Ja. Mit dem 'opfs-sahpool'-VFS holen Sie die .db-Datei als ArrayBuffer und übergeben sie an importDb() auf dem PoolUtil-Objekt, zu dem installOpfsSAHPoolVfs() auflöst; danach öffnen Sie die Datenbank wie gewohnt. Übergeben Sie beiden Aufrufen exakt denselben Namens-String: importDb() speichert den Namen genau so, wie Sie ihn angeben, während das Öffnen einer Datenbank ihn zu einem absoluten Pfad normalisiert – wenn Sie also 'data.db' importieren und dann '/data.db' öffnen, bleibt Ihnen eine leere Datenbank. PoolUtil stellt außerdem exportFile() bereit, um eine Datenbank für ein Backup zu extrahieren, und getFileNames(), um aufzulisten, was der Pool enthält. Das passt zu Anwendungen, die Referenzdatensätze als einzelne Datei ausliefern.

Wie viele Daten kann eine OPFS-gestützte SQLite-Datenbank speichern?

Es gibt kein festes Limit. OPFS-Speicher fällt unter browser-verwaltete Quotas, die großzügig sind, aber je nach Browser, Gerät und verfügbarem Festplattenplatz variieren. Prüfen Sie daher navigator.storage.estimate() zur Laufzeit, anstatt von einem festen Wert auszugehen. Private und Inkognito-Fenster können die Persistenz einschränken oder vollständig unterbinden, und das Löschen der Website-Daten entfernt die Datenbank zusammen mit dem übrigen Storage der Origin.

Wie inspiziere ich beim Debuggen die von SQLite erzeugten OPFS-Dateien?

Die Browser-DevTools zeigen OPFS-Inhalte nicht von Haus aus an.

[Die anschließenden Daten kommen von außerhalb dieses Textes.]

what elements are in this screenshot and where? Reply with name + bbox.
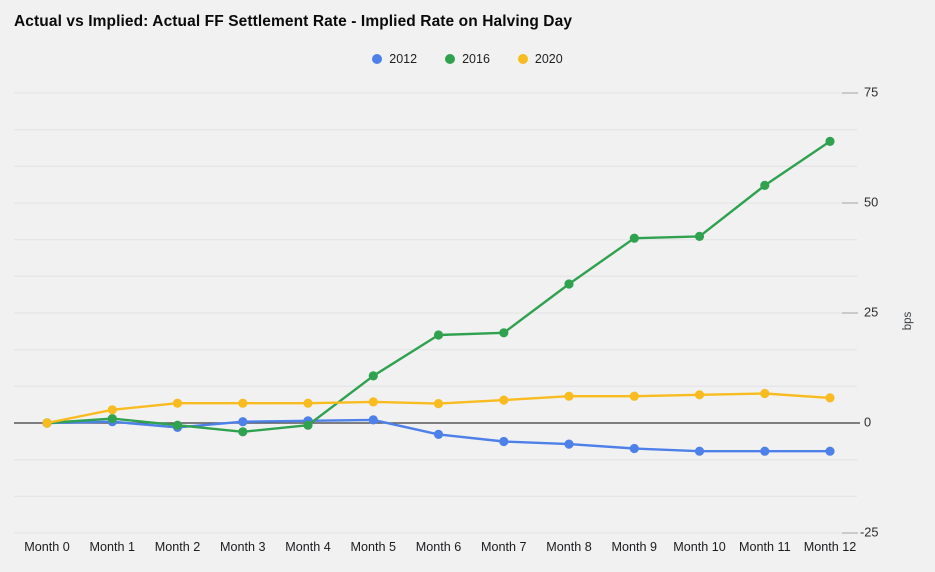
y-axis-label: 75 [864,84,878,99]
x-axis-label: Month 9 [612,540,658,554]
legend-swatch-2016-icon [445,54,456,64]
legend-item-2012[interactable]: 2012 [372,52,417,66]
data-point-2020-month-9[interactable] [629,391,639,401]
data-point-2012-month-7[interactable] [499,436,509,447]
series-line-2020 [45,392,832,425]
y-axis-label: 25 [864,304,878,319]
data-point-2020-month-0[interactable] [42,418,52,428]
data-point-2020-month-2[interactable] [172,398,183,408]
y-axis-label: 50 [864,194,878,209]
data-point-2012-month-9[interactable] [629,443,639,454]
data-point-2020-month-1[interactable] [107,405,117,415]
legend-label-2020: 2020 [534,52,563,66]
x-axis-label: Month 6 [416,540,462,554]
y-axis-label: 0 [864,414,871,429]
data-point-2016-month-5[interactable] [368,371,378,381]
data-point-2020-month-10[interactable] [694,390,705,400]
data-point-2016-month-7[interactable] [499,328,509,338]
data-point-2020-month-11[interactable] [760,388,770,399]
legend-item-2020[interactable]: 2020 [517,52,563,66]
data-point-2016-month-12[interactable] [825,136,835,146]
legend-item-2016[interactable]: 2016 [445,52,490,66]
data-point-2020-month-5[interactable] [368,397,378,407]
data-point-2016-month-10[interactable] [694,231,705,241]
y-axis-title: bps [902,311,914,330]
data-point-2012-month-3[interactable] [238,417,248,427]
data-point-2020-month-8[interactable] [564,391,574,401]
x-axis-label: Month 11 [739,540,791,554]
x-axis-label: Month 4 [285,540,331,554]
x-axis-label: Month 12 [804,540,857,554]
data-point-2016-month-2[interactable] [172,420,183,430]
data-point-2016-month-3[interactable] [238,427,248,437]
data-point-2020-month-12[interactable] [825,393,835,403]
data-point-2012-month-5[interactable] [368,415,378,425]
legend-swatch-2012-icon [372,54,383,64]
data-point-2020-month-3[interactable] [238,398,248,408]
x-axis-label: Month 1 [90,540,136,554]
x-axis-label: Month 5 [351,540,397,554]
x-axis-label: Month 7 [481,540,527,554]
data-point-2016-month-6[interactable] [433,330,444,340]
legend-swatch-2020-icon [517,54,528,64]
data-point-2012-month-10[interactable] [694,446,705,456]
data-point-2016-month-9[interactable] [629,233,639,243]
x-axis-label: Month 2 [155,540,201,554]
data-point-2012-month-11[interactable] [760,446,770,456]
legend-label-2012: 2012 [389,52,418,66]
data-point-2016-month-1[interactable] [107,414,117,424]
data-point-2012-month-6[interactable] [433,429,444,439]
data-point-2016-month-8[interactable] [564,279,574,289]
x-axis-label: Month 10 [673,540,726,554]
y-axis-label: -25 [860,524,879,539]
series-line-2016 [45,140,832,433]
data-point-2020-month-4[interactable] [303,398,313,408]
data-point-2012-month-12[interactable] [825,446,835,456]
x-axis-label: Month 8 [546,540,592,554]
data-point-2020-month-7[interactable] [499,395,509,405]
data-point-2016-month-4[interactable] [303,420,313,430]
data-point-2012-month-8[interactable] [564,439,574,449]
chart-title: Actual vs Implied: Actual FF Settlement … [14,13,573,30]
x-axis-label: Month 0 [24,540,70,554]
x-axis-label: Month 3 [220,540,266,554]
legend: 2012 2016 2020 [0,52,935,66]
data-point-2016-month-11[interactable] [760,180,770,190]
data-point-2020-month-6[interactable] [433,399,444,409]
legend-label-2016: 2016 [462,52,490,66]
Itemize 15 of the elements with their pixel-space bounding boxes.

Die Erweiterung OPFS Explorer für die Chrome DevTools stellt die OPFS-Dateihierarchie der Origin dar und erlaubt das Herunterladen einzelner Dateien. Beachten Sie, dass 'opfs-sahpool' Datenbanken innerhalb opaker Pool-Dateien unter einem eigenen virtuellen Namens-Mapping ablegt – der von Ihnen übergebene Dateiname erscheint dort also nicht direkt. Nutzen Sie stattdessen getFileNames() und exportFile() von PoolUtil, um diese Datenbanken aufzulisten und zu extrahieren.